I’m not a lawyer, but it occurs to me that as a publication of the U.S. government, the Smithsonian magazine’s editors, by not allowing my comment to stand, are in direct violation of the First Amendment: “Congress shall make no law respecting an establishment of religion, or prohibiting the free exercise thereof; or abridging the freedom of speech, or of the press; or the right of the people peaceably to assemble, and to petition the Government for a redress of grievances.”

General Alexander A. Vandegrift, eighteenth commandant of the U.S. Marine Corps, confirmed Amelia Earhart’s death on Saipan in an August 1971 letter to Fred Goerner. Vandegrift wrote that he learned from Marine Gen. Tommy Watson, who commanded the 2nd Marine Division during the assault on Saipan and died in 1966, that “Miss Earhart met her death on Saipan.” (U.S. Marine Corps photo.)
The comment of publisher Doug Westfall, whose Special Books, a vanity press that has historically provided a platform for authors with certifiably crackpot ideas about the Earhart case, was allowed to stand. This isn’t surprising, since Westfall’s statement is an insipid, meaningless aside, promoting another lunatic fringe theory that only serves to militate against anyone taking legitimate research about the Earhart matter seriously. The Smithsonian magazine is quite happy to publish comments such as Westfall’s, as it makes their own propaganda sound less absurd:
I whole-heartedly [sic] agree. “They are looking in the wrong place!” (Salah to Indiana in Raiders of the Lost Arc [sic].) We published William Snavely’s book, Tracking Amelia Earhart — and he shows how she turned back and splash landed off Buka Island — see the map in this article. As well, he found a plane. Smithsonian Magazine published Snavely’s story in the January 2015 issue. Since then there have been two more dives.
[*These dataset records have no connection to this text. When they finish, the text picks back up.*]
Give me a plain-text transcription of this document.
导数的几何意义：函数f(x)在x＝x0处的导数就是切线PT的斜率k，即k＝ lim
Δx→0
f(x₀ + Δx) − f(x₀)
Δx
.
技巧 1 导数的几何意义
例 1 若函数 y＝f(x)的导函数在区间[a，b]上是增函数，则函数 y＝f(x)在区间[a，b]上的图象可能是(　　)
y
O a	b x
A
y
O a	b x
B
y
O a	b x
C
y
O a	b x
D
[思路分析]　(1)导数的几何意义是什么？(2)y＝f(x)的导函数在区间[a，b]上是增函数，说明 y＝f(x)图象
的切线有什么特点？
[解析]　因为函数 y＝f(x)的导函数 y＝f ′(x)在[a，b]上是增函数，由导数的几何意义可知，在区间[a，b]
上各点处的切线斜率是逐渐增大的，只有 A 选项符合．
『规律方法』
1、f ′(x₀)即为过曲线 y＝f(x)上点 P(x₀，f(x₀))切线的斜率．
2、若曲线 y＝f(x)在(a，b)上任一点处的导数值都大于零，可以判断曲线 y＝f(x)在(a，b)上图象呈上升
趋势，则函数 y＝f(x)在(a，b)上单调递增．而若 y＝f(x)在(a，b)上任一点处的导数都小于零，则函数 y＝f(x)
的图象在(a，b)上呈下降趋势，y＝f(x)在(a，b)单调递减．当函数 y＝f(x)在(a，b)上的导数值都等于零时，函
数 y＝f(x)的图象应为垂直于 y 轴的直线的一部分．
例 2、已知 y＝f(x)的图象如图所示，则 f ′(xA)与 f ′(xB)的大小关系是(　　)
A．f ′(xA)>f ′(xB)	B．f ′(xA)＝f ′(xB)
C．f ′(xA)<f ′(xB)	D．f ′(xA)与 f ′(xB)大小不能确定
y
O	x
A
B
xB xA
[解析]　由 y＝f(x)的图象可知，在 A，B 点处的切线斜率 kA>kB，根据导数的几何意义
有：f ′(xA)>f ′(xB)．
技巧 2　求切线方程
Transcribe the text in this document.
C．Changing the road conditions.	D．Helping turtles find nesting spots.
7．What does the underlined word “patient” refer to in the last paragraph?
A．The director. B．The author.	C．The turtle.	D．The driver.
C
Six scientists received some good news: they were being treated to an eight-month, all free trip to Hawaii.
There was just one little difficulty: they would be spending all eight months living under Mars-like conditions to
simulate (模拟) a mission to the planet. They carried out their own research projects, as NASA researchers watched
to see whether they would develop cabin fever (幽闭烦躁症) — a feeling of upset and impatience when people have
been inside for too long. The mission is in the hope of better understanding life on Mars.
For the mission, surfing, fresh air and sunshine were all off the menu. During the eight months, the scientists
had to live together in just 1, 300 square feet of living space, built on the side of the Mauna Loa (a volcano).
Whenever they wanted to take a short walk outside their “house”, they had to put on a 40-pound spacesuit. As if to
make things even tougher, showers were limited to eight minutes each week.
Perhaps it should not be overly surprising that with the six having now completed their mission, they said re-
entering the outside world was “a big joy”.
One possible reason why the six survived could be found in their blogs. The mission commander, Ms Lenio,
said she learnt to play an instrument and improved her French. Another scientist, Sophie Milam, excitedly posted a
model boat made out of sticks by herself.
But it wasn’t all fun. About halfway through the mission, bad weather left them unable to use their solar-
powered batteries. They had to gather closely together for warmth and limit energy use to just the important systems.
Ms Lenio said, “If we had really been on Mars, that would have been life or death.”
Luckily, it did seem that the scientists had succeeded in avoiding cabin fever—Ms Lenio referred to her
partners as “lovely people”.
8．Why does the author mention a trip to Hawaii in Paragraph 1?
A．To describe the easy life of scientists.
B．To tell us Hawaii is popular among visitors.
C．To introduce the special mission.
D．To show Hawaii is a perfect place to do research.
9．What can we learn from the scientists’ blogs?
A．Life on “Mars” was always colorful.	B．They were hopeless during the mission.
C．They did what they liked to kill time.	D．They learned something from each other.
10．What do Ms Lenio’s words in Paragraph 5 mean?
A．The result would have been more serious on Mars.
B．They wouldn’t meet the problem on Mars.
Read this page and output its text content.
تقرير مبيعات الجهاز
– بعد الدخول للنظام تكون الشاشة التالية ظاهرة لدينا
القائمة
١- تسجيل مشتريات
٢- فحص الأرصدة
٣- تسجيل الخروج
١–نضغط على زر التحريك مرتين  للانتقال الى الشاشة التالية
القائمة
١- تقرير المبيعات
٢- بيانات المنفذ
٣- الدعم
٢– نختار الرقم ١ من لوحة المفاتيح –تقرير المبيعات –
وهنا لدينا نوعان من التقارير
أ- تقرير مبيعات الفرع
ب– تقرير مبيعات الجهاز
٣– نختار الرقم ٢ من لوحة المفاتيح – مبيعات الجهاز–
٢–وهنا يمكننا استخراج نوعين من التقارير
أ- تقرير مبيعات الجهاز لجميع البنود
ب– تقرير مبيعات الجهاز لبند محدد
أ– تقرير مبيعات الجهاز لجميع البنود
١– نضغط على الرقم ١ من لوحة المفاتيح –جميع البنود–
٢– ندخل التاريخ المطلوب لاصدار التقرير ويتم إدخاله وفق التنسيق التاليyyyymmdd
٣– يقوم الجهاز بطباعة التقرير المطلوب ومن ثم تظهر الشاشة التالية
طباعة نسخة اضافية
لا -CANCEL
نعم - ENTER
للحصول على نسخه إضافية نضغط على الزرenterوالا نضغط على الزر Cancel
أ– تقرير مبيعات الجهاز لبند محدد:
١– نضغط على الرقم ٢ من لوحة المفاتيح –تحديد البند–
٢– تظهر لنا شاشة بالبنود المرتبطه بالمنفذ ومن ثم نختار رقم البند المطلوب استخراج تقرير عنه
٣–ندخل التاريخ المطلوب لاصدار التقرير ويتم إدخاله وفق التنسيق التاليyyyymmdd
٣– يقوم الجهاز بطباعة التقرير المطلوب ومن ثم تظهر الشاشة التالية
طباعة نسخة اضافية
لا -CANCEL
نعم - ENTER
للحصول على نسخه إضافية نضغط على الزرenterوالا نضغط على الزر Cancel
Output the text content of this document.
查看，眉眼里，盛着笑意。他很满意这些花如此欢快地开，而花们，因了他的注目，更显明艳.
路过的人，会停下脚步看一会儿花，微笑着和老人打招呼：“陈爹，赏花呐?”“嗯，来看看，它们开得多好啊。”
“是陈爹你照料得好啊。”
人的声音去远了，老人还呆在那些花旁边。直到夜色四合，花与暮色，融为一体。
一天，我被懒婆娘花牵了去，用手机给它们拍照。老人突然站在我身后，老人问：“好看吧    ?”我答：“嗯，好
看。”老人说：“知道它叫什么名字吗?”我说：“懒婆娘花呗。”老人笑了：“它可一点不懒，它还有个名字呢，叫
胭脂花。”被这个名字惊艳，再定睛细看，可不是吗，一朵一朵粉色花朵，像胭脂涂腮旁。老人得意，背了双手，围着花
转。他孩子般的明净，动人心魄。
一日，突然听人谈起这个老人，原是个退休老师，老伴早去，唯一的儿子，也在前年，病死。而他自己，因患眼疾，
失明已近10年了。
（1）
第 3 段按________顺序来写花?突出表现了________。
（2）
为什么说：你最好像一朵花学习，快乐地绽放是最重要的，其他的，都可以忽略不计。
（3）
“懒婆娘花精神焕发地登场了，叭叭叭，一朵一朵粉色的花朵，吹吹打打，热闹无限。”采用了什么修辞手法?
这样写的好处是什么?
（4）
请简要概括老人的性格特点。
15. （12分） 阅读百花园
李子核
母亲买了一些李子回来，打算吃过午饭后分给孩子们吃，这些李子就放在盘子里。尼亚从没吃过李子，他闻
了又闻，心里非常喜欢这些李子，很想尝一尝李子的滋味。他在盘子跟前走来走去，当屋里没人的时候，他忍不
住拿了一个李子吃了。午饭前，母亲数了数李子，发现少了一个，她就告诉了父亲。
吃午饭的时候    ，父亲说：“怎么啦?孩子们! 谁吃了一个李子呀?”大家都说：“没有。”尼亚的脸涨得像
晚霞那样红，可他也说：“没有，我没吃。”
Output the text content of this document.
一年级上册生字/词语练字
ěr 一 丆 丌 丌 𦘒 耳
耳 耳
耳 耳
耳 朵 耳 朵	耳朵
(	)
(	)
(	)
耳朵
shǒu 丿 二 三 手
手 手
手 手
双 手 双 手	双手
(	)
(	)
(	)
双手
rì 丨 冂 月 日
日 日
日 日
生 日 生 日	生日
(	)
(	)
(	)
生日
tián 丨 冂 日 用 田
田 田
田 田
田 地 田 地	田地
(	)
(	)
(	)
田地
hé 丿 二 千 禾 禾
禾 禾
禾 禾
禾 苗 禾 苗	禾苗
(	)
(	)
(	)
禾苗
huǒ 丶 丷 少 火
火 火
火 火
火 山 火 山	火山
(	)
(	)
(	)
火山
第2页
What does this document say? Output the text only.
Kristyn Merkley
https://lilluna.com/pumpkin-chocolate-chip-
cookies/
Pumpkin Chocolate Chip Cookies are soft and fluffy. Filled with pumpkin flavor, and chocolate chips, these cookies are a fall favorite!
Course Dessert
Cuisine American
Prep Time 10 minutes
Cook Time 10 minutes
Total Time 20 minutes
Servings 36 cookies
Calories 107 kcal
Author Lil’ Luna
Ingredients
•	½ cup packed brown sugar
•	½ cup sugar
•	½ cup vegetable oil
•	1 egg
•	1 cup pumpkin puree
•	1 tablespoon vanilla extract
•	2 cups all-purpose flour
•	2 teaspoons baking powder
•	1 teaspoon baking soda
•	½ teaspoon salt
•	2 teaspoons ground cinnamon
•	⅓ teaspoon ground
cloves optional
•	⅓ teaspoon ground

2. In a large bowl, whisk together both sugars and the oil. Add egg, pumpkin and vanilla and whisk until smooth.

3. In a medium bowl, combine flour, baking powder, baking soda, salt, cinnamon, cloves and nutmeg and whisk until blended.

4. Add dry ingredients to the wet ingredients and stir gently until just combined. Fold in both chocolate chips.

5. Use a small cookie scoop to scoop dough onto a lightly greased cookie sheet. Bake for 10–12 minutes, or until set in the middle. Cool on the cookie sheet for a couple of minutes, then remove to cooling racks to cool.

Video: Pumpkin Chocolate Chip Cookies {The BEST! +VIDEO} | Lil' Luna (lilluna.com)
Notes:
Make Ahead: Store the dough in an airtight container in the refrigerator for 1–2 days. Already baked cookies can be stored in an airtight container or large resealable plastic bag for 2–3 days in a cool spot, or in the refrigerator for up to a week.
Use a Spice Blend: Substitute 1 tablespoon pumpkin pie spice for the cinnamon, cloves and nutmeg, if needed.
So what? People go diving all the time. “He found a plane,” Westfall says, but he doesn’t tell you it wasn’t Earhart’s. Westfall has always been part of the problem, and neither he nor Snavely even bothered to put Tracking Amelia Earhart on Amazon.com, where 30 million books are available in the world’s largest book marketplace — such is their confidence in their unsellable fish wrapper.
Lies and Deceit: Thy names are Legion. Thy names are the American Media.
UPDATE: At about 3 p.m. Aug. 7, I see that my comments, all three, have gone up on the Smithsonian page. A considerate editor would have deleted two of them, because they are all the same with one slight exception, but consideration is the last thing I expect from them. I’ve now changed the headline on this post accordingly.